PHILADELPHIA (AP) — A Philadelphia judge denied rapper Meek Mill’s petition for a new trial in his decade-old drug and gun convictions Monday despite support for the request by the district attorney’s office.
Mill’s attorneys had asked for a new trial based on credibility issues with former Philadelphia police officer Reginald Graham, who was the only officer to testify at Mill’s original trial on his 2007 arrest. The Philadelphia district attorney’s office supported the request after placing Graham on a list of unreliable police witnesses.
Judge Genece Brinkley said late Monday she was not convinced that Graham was not a credible witness in Mill’s case. She wrote that if evidence that the former officer may have lied or stolen money was presented at his original trial, she believed it would not have changed the verdict. Mill had waived his right to a jury trial and opted to let Brinkley decide his case in 2007.
Brinkley sentenced Mill in November to two to four years in prison for violating probation. Mill served five months before the state Supreme Court ordered his release on bail.
Mill’s attorneys tried unsuccessfully to have Brinkley removed from his case, but said they plan to again seek to have her removed based on issues with the opinion and her conduct at the new trial request hearing.
Attorneys for Mill said Brinkley indicated during the hearing that she planned to rule against Mill, noting she said she was entering things into the record for appeal.
“Well, the only way something goes to an appeal is if she denies our motion,” said Jordan Siev, one of Mill’s attorneys. “It’s obvious by the way this whole thing was conducted, that it was a sham. She came at this with a thesis and she twisted the evidence to fit the outcome she wanted.”
Prosecutors and the defense attorneys stipulated that another judge had granted similar requests for new trials in three other cases involving Graham.
Siev noted what he said were other issues in Brinkley’s ruling, including a footnote that said the judge felt the attorneys were pitting her against the other female judge who had granted retrials.

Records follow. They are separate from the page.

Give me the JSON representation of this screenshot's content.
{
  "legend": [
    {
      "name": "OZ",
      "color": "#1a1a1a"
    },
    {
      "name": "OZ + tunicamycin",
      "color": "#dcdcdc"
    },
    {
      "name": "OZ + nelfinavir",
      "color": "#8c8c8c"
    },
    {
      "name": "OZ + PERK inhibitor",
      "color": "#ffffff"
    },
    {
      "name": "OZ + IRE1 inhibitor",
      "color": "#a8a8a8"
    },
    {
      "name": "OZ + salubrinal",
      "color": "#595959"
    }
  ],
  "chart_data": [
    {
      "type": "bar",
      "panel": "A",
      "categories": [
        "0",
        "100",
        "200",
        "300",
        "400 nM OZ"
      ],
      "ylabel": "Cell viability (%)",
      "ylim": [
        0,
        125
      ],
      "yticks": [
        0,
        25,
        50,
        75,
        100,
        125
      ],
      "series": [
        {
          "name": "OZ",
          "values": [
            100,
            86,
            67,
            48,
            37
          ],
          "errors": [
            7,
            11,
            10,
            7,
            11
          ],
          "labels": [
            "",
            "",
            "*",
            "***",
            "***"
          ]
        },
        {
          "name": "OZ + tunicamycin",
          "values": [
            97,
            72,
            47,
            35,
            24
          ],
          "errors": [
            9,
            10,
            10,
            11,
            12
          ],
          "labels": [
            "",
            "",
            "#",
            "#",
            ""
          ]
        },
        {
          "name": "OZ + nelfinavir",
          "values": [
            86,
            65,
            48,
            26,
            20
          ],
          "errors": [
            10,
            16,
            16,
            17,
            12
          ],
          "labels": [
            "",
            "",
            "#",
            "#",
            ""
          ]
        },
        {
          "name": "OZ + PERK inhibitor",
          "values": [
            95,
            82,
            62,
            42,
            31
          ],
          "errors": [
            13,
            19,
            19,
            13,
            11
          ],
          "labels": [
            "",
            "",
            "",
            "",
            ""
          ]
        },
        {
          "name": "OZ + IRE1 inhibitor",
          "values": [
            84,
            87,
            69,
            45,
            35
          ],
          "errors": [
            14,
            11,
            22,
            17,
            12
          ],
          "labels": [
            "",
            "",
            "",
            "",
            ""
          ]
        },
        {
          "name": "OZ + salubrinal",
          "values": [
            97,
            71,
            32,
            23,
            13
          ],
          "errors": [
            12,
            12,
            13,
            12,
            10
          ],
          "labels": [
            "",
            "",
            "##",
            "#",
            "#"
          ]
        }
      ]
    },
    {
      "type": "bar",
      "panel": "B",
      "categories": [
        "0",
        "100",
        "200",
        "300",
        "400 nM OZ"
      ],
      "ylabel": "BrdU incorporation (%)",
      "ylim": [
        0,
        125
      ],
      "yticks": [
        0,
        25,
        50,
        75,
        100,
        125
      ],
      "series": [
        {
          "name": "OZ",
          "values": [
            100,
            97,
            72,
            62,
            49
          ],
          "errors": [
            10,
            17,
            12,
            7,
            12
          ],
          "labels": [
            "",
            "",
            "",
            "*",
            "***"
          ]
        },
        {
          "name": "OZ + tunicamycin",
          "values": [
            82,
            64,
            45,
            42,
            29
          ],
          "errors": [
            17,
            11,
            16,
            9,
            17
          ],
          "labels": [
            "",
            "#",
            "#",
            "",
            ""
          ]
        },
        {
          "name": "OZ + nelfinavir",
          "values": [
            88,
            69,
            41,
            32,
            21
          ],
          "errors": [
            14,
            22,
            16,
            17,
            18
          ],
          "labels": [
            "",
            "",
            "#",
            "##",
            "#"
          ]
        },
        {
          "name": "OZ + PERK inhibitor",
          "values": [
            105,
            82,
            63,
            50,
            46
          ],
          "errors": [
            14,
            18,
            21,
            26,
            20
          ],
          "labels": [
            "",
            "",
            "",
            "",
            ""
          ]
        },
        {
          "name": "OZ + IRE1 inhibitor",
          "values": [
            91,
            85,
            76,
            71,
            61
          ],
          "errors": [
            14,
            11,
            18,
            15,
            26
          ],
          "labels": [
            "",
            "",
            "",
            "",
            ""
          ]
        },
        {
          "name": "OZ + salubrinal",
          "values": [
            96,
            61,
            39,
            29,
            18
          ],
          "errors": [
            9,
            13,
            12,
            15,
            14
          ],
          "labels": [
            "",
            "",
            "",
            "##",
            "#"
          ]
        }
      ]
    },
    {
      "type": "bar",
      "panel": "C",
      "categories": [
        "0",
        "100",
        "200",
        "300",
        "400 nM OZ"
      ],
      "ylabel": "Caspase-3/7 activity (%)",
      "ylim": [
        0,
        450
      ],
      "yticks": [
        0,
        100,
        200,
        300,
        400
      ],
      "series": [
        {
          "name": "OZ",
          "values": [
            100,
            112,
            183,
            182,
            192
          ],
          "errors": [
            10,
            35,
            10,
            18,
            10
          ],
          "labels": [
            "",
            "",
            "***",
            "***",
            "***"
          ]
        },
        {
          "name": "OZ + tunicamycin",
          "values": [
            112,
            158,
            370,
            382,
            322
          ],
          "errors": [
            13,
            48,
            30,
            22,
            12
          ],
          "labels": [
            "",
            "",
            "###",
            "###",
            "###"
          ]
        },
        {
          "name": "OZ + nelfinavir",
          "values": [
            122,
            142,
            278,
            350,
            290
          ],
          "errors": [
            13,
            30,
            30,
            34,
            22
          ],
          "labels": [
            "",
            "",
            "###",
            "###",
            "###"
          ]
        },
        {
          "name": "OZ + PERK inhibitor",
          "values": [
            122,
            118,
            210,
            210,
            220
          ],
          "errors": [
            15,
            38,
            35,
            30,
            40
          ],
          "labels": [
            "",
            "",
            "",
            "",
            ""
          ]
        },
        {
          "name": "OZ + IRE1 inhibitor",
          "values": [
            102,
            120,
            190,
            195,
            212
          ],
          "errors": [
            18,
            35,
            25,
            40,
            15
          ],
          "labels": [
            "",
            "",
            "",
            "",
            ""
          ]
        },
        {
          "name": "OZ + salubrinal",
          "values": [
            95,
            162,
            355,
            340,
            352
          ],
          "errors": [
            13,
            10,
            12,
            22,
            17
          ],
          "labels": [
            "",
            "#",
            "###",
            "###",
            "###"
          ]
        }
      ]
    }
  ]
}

Siev also pointed to a footnote where Brinkley compared their argument that evidentiary hearings are unusual in these requests to an argument that slavery was accepted until someone said it wasn’t right.
“In what world do you draw this conclusion? It literally has no basis in reality. I have no idea why she would feel the need to put any of that in there,” Siev said.
Brinkley also raised concern that new District Attorney Larry Krasner, who had been involved in cases involving police corruption issues previously, might have a conflict of interest in deciding the officer’s testimony was not credible.
Ben Waxman, a spokesman for Krasner’s office, declined to comment on the opinion, saying the office respects the independence of the judiciary.